While we stressed that election night will last five damn days, the coronavirus had a great time raging across the country. October 30th is our first day when we will look at 100,000 cases; there were 143,408 new cases yesterday . We are losing more than 1,000 people every day to this virus.
The number of hospitalizations has also increased . Thus, the percentage of positive results is a critical indicator of both the prevalence and availability of tests. Mortality rates are lagging behind cases and hospitalizations, and they are starting to rise right on schedule. Shit is getting worse and vacation travel will only make matters worse. The Midwest and North United States are currently the places with the most cases of the disease compared to the general population. Some hospitals are again struggling to keep up with their intensive care unit capacity, but capacity isn’t just about beds. North Dakota is facing such a shortage of hospital staff, which allows nurses to stay at work even if they test positive for COVID .
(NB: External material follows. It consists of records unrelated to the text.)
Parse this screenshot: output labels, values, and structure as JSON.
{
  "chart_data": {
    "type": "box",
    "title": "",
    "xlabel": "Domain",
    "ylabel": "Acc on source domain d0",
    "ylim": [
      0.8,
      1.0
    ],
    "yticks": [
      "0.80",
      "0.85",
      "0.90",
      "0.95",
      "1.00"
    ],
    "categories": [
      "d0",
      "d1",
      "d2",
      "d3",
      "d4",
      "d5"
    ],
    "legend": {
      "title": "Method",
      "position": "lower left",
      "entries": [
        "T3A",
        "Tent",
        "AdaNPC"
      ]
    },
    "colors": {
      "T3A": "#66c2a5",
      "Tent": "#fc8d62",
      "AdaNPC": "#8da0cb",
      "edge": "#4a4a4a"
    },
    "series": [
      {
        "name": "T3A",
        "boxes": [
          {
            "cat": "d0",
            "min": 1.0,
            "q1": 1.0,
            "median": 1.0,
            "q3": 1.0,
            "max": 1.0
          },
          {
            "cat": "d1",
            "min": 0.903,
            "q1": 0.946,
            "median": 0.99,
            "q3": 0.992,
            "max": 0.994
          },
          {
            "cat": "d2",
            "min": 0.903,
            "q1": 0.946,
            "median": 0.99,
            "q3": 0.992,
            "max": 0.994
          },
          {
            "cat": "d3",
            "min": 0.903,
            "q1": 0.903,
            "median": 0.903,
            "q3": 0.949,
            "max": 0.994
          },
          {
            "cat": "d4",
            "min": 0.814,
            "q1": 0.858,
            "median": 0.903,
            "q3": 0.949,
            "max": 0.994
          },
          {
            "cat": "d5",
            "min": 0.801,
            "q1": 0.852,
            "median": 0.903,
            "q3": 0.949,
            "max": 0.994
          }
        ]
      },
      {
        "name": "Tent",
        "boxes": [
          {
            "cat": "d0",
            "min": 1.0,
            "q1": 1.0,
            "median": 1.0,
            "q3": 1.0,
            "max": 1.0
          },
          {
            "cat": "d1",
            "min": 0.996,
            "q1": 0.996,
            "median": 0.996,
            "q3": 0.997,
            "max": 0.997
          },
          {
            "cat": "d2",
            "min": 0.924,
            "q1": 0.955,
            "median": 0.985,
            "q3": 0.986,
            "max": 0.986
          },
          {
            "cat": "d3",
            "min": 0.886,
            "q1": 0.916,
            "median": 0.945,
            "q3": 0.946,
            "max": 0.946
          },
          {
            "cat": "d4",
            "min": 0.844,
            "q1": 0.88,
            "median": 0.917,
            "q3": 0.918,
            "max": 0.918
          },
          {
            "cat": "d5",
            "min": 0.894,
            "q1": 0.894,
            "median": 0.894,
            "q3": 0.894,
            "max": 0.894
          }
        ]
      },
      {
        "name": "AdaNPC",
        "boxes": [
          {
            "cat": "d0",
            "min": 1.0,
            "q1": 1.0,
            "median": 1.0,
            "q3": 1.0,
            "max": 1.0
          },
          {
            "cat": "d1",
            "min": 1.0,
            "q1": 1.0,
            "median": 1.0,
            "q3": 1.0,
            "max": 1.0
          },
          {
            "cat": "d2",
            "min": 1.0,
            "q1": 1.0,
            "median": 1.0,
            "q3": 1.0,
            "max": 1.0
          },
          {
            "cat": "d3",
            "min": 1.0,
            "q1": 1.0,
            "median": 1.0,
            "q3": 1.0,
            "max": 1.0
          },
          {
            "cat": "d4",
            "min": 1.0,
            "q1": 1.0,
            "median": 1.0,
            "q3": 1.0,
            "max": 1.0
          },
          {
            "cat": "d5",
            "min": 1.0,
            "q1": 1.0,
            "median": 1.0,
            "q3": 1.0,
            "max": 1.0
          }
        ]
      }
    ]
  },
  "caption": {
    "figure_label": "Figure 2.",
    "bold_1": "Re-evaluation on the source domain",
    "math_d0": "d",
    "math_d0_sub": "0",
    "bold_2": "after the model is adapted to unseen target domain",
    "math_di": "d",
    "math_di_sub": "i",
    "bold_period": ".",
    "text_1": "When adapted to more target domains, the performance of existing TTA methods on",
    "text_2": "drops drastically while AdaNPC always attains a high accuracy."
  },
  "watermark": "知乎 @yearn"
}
It will take a lot of work for the community to make things better, but the only thing we can do on an individual level right now is not make things worse .
Your security measures suck
Don’t travel. Don’t hang out. I know you think you are special and everyone else is contributing to the spread of COVID. No, actually, it could very well be you.
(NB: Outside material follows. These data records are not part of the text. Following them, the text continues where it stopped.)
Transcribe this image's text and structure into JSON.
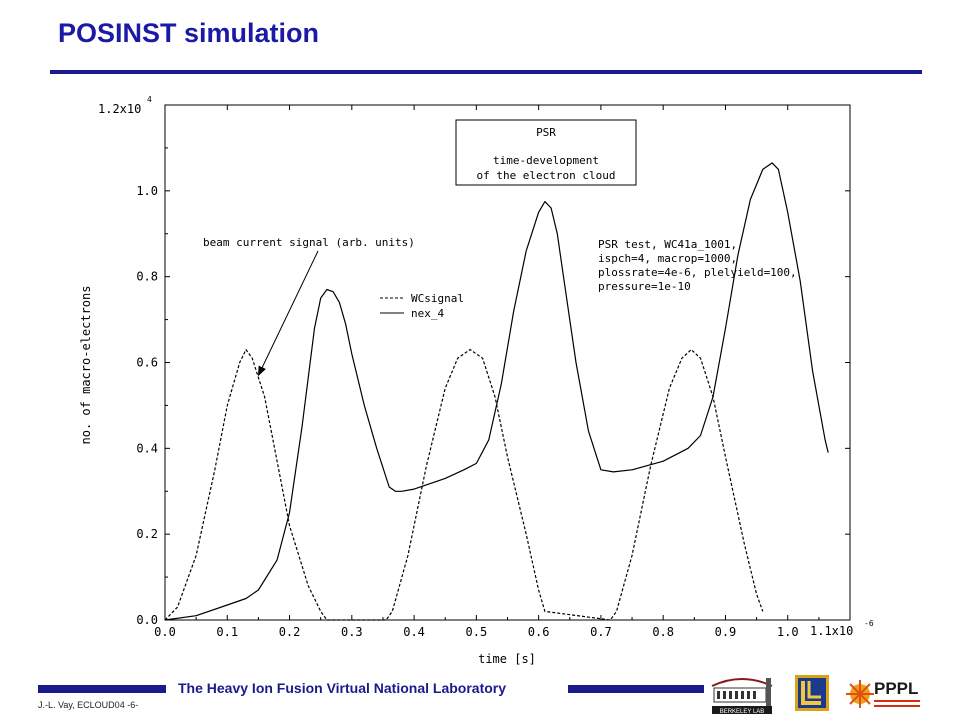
{
  "slide": {
    "title": "POSINST simulation",
    "footer_lab": "The Heavy Ion Fusion Virtual National Laboratory",
    "footer_author": "J.-L. Vay,  ECLOUD04   -6-",
    "logos": [
      {
        "name": "berkeley-lab-logo",
        "text": "BERKELEY LAB"
      },
      {
        "name": "llnl-logo",
        "text": ""
      },
      {
        "name": "pppl-logo",
        "text": "PPPL"
      }
    ]
  },
  "chart_data": {
    "type": "line",
    "title": "",
    "xlabel": "time [s]",
    "ylabel": "no. of macro-electrons",
    "xlim": [
      0.0,
      1.1
    ],
    "ylim": [
      0.0,
      1.2
    ],
    "x_ticks": [
      "0.0",
      "0.1",
      "0.2",
      "0.3",
      "0.4",
      "0.5",
      "0.6",
      "0.7",
      "0.8",
      "0.9",
      "1.0"
    ],
    "x_tick_values": [
      0.0,
      0.1,
      0.2,
      0.3,
      0.4,
      0.5,
      0.6,
      0.7,
      0.8,
      0.9,
      1.0
    ],
    "x_max_label": "1.1x10",
    "x_exponent": "-6",
    "y_ticks": [
      "0.0",
      "0.2",
      "0.4",
      "0.6",
      "0.8",
      "1.0"
    ],
    "y_tick_values": [
      0.0,
      0.2,
      0.4,
      0.6,
      0.8,
      1.0
    ],
    "y_max_label": "1.2x10",
    "y_exponent": "4",
    "grid": false,
    "legend_position": "upper-middle",
    "series": [
      {
        "name": "WCsignal",
        "style": "dashed",
        "x": [
          0.0,
          0.02,
          0.05,
          0.08,
          0.1,
          0.12,
          0.13,
          0.14,
          0.16,
          0.18,
          0.2,
          0.23,
          0.25,
          0.26,
          0.355,
          0.365,
          0.39,
          0.42,
          0.45,
          0.47,
          0.49,
          0.51,
          0.53,
          0.55,
          0.58,
          0.6,
          0.61,
          0.715,
          0.725,
          0.75,
          0.78,
          0.81,
          0.83,
          0.845,
          0.86,
          0.88,
          0.9,
          0.93,
          0.95,
          0.96
        ],
        "y": [
          0.0,
          0.03,
          0.15,
          0.35,
          0.5,
          0.6,
          0.63,
          0.61,
          0.52,
          0.37,
          0.22,
          0.08,
          0.02,
          0.0,
          0.0,
          0.02,
          0.15,
          0.36,
          0.54,
          0.61,
          0.63,
          0.61,
          0.52,
          0.38,
          0.2,
          0.07,
          0.02,
          0.0,
          0.02,
          0.15,
          0.36,
          0.54,
          0.61,
          0.63,
          0.61,
          0.52,
          0.38,
          0.18,
          0.06,
          0.02
        ]
      },
      {
        "name": "nex_4",
        "style": "solid",
        "x": [
          0.0,
          0.05,
          0.1,
          0.13,
          0.15,
          0.18,
          0.2,
          0.22,
          0.24,
          0.25,
          0.26,
          0.27,
          0.28,
          0.29,
          0.3,
          0.32,
          0.34,
          0.36,
          0.37,
          0.38,
          0.4,
          0.45,
          0.48,
          0.5,
          0.52,
          0.54,
          0.56,
          0.58,
          0.6,
          0.61,
          0.62,
          0.63,
          0.64,
          0.66,
          0.68,
          0.7,
          0.72,
          0.75,
          0.8,
          0.84,
          0.86,
          0.88,
          0.9,
          0.92,
          0.94,
          0.96,
          0.975,
          0.985,
          1.0,
          1.02,
          1.04,
          1.06,
          1.065
        ],
        "y": [
          0.0,
          0.01,
          0.035,
          0.05,
          0.07,
          0.14,
          0.25,
          0.45,
          0.68,
          0.75,
          0.77,
          0.765,
          0.74,
          0.69,
          0.62,
          0.5,
          0.4,
          0.31,
          0.3,
          0.3,
          0.305,
          0.33,
          0.35,
          0.365,
          0.42,
          0.55,
          0.72,
          0.86,
          0.95,
          0.975,
          0.96,
          0.9,
          0.8,
          0.6,
          0.44,
          0.35,
          0.345,
          0.35,
          0.37,
          0.4,
          0.43,
          0.52,
          0.68,
          0.85,
          0.98,
          1.05,
          1.065,
          1.05,
          0.95,
          0.79,
          0.58,
          0.42,
          0.39
        ]
      }
    ],
    "annotations": {
      "psr_box": [
        "PSR",
        "time-development",
        "of the electron cloud"
      ],
      "params": [
        "PSR test, WC41a_1001,",
        "ispch=4, macrop=1000,",
        "plossrate=4e-6, plelyield=100,",
        "pressure=1e-10"
      ],
      "arrow_label": "beam current signal (arb. units)",
      "arrow_target": {
        "x": 0.15,
        "y": 0.57
      }
    }
  }
}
Is everyone getting tested? Well, don’t forget that you can get a negative test and then get infected with the virus, and that even after infection, you will still get a negative test for several days. Remember, routine COVID tests did not protect the president because tests themselves are not a preventative strategy.
Will your Thanksgiving be “socially distant”? Good luck with that. If you live in a warm place and have your entire meeting outside, and people really do follow the rules of distance and camouflage, then this is a great plan. But very few families will be able to do this. Do people get together to cook in the kitchen? Do you go to the same bathroom all the time? Getting too close after having had a few drinks?
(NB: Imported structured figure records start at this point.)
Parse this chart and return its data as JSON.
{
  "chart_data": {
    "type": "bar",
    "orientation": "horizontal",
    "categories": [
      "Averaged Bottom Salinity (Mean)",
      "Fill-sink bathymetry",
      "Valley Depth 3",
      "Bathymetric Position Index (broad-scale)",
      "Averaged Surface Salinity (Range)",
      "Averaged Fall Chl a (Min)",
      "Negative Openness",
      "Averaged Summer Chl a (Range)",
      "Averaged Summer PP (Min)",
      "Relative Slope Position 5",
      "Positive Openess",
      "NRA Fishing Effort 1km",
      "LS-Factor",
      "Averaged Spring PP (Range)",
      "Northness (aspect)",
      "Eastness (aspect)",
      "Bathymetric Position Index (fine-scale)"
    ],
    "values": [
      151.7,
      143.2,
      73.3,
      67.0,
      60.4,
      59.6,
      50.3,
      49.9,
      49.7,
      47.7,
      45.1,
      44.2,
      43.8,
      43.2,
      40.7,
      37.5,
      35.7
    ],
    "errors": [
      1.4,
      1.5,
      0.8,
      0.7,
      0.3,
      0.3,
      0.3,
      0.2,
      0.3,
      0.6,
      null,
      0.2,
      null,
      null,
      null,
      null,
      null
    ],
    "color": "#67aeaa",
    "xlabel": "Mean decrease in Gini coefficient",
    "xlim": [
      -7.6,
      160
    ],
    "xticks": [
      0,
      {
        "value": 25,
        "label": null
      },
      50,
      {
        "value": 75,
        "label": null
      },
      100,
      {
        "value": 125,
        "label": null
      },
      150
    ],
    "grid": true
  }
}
In most of the country, we will be indoors. Masks will not save you if you sit in the same air with a group of people all day. You take off your mask to eat anyway, don’t you? Think about it: Restaurants and bars are among the top contributors to the spread of COVID. Thanksgiving dinner has a lot in common with dinner at a restaurant, except that it is worse because you have been there for longer, and your interlocutors often flew in or came from different hotspots around the country.
In Canada, Thanksgiving is celebrated in October, the same day that we celebrate Columbus Day or Indigenous People’s Day. Thanksgiving last month likely sparked a spike in the number of cases in that country a few weeks later .
Can we learn from our own experience at least once? Celebrating in the midst of a pandemic is a terrible, terrible idea. Better to call Mom at Zoom, roast the duck you’ve always wanted , and do your part to make 2021 less deadly.